O estudo observou os hábitos alimentares de 12.168 pessoas com idades entre 45 e 64 anos; nenhuma delas apresentava doença cardíaca no início do estudo. Durante o período de 30 anos do estudo, 5.436 participantes faleceram, sendo que 1.565 dessas mortes ocorreram em consequência de doenças cardiovasculares.
Os participantes que seguiram uma das três dietas mais saudáveis do estudo consumiram, em média, de 4,1 a 4,8 porções de frutas e vegetais por dia e comeram menos de uma porção de carne vermelha ou processada.
As pessoas que aderiram mais estritamente à dieta vegetal não saudável consumiram menos frutas e vegetais, com uma média diária de 2,3 porções de frutas e vegetais por dia e 1,2 porções de carne vermelha ou processada.

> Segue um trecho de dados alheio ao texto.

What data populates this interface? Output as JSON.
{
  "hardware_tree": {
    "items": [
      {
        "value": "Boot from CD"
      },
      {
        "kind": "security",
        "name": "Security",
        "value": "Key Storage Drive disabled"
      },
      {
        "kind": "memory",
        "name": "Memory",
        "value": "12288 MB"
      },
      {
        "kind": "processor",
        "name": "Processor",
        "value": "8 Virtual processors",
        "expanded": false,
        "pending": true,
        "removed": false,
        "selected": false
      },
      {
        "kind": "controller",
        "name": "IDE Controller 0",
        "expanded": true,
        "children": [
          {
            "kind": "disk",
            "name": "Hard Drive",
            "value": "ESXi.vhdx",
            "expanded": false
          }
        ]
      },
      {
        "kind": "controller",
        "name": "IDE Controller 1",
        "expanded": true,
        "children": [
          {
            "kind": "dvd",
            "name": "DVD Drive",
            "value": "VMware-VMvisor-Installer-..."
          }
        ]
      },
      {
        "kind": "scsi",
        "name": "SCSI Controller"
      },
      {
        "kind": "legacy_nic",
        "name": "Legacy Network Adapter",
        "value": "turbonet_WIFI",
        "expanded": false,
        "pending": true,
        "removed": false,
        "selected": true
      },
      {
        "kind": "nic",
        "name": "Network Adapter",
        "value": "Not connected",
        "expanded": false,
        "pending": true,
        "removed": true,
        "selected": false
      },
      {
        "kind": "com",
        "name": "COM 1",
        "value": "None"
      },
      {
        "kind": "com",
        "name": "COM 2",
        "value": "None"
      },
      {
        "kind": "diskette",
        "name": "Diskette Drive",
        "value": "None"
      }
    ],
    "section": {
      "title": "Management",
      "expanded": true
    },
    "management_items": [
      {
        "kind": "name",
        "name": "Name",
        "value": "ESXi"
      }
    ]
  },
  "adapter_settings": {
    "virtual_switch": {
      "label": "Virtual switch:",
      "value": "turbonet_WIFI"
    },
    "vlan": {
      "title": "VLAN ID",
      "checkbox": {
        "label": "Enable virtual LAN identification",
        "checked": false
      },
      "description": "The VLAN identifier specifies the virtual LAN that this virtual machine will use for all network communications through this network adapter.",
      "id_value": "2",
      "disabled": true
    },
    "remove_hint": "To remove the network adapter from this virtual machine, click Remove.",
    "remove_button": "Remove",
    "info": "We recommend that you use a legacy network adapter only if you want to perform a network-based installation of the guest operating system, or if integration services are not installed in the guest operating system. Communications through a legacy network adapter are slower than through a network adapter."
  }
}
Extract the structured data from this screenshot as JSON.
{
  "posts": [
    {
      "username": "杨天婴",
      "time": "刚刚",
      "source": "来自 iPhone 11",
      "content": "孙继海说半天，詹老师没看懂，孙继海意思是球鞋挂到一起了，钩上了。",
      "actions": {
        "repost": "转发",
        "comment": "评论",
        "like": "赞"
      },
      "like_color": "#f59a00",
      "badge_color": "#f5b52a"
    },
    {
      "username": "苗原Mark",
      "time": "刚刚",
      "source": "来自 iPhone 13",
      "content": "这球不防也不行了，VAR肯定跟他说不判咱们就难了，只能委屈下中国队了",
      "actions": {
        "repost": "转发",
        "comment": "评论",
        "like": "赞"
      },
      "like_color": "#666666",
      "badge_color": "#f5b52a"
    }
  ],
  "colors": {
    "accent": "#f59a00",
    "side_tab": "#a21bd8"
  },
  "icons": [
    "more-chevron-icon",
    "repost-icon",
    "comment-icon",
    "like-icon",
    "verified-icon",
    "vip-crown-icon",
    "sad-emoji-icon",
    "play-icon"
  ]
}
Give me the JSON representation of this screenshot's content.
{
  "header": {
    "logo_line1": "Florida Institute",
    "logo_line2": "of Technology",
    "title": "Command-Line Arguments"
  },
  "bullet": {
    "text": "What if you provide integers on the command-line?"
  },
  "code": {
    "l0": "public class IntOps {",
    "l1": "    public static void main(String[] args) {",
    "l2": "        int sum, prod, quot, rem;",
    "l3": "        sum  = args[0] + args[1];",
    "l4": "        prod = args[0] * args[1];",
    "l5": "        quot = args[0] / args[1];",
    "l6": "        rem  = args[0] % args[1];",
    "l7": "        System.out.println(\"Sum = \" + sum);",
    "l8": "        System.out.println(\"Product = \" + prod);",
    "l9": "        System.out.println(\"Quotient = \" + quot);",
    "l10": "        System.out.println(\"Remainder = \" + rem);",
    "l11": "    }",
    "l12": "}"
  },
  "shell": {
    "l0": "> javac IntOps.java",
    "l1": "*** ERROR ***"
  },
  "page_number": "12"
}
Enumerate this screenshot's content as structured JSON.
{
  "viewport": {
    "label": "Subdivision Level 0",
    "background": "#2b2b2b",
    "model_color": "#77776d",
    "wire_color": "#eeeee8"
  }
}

“As dietas à base de vegetais parecem estar ganhando popularidade, e nosso estudo fornece mais evidências sugerindo que seguir uma dieta à base de vegetais pode ser bom para a saúde do coração”, disse Casey Rebholz, coautor e pesquisador da Escola de Saúde Pública Johns Hopkins Bloomberg, em Baltimore, à Reuters.
No início deste ano, a dieta mediterrânea foi classificada como a “Melhor Dieta à Base de Vegetais” e aclamada como a “Melhor Dieta Geral” pela U.S. News and World Report, que levou em consideração vários fatores, incluindo: valor nutricional, segurança e potencial para prevenir doenças cardiovasculares.